Lily came by the other night.  She’d wanted to talk with me about something, and after some small talk she told me that her mother wanted to move into a seniors’ community.  Lily is going to rent out her place and move into her childhood home, which is this ginormous Mediterranean-style place a few blocks away. She wants me to rent my place out and move in with her to help with expenses.  She says that Dog and Dog’s Cat are welcome to come, too.  Even after I reminded her that the cat keeps vomiting up hairballs.

This house is gorgeous. The street the house is on is absolutely gorgeous.  Lots of giant trees and gentile neighbors.  I’m not ready to make a permanent move with anyone else right now, and with Boy moving out later this month, I have to admit the idea holds more than a little appeal.  I’ve never lived alone, and I really don’t want to live alone.  Both of us are so busy, we’re almost never home anyway.

There are lots of bedrooms, a library, a great room, a kitchen, a dining room.  She said I could have the back of the house, and we’d share the common spaces.  By sharing operating expenses, the money we’d be paying her mother is marginal.  If I can rent my place, I’d be saving money.

Hmm… Definitely something to think about.


Went out to hang with the girls last night.

A young, single mom who works in one of our other departments asked me to come over to her place last night to drink wine and spend time with a few other moms who work for the company.  I don’t know about you, but when someone junior in my organization asks me to do something social and it doesn’t involve a visit to a crack house, I make it a point to show up.  It’s just one of those things.

She’s just a sweet, smart, gorgeous girl who’d fallen for a man who left her when she was eight months pregnant to marry an ex-girlfriend, proving once again that even ex-cheerleaders who are sweet and smart and gorgeous get their hearts broken.

They both work for the company, and it’s just a tension filled situation for everyone around. One of her supervisors had asked me to mentor her during a particularly tough period, and over the last few months, I’d managed to build a relationship with her.  She’s had some hiccups along the way, but she’s got a good head on her shoulders.  And her daughter’s an absolute doll.
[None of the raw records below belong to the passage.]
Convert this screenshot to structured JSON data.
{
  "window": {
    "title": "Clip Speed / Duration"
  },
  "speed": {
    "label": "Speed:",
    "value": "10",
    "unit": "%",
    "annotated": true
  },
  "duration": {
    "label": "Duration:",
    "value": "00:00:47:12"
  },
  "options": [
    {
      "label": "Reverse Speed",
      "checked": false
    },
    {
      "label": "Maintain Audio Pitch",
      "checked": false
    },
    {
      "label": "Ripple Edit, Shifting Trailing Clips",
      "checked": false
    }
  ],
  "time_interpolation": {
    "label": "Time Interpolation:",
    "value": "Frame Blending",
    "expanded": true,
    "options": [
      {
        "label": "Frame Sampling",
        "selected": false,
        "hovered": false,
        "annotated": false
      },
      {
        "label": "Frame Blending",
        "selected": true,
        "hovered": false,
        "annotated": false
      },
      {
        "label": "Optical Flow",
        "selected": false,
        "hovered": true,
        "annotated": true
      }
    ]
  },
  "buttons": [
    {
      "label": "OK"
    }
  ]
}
She’d said to arrive between six and seven, so I left my house at six forty-five after I doled out kisses all around.  Then I swung by the liquor store down the street to pick up a bottle of wine and headed over the bridge to her place.

I was the first to show up, and I got down on the floor to play with her daughter who’s now a little over a year old.  She and I alternated colored blocks in a stack, finally a child who’s as OCD as I am, and knocked them down, while her mom and I chatted about boys and life and work. Then we read an Elmo book on using the potty while her mom went outside to wave in another mom who was having a hard time finding her way.

The three of us moms spent the night talking and drinking wine while the kids played and, then, slept. I got home by midnight and crawled into bed remembering what it was like to be a young, single mother and feeling exponentially grateful that I no longer had to navigate that life.  Still, it’s nice to visit who you were once again, if for no other reason than to see how far you’ve come.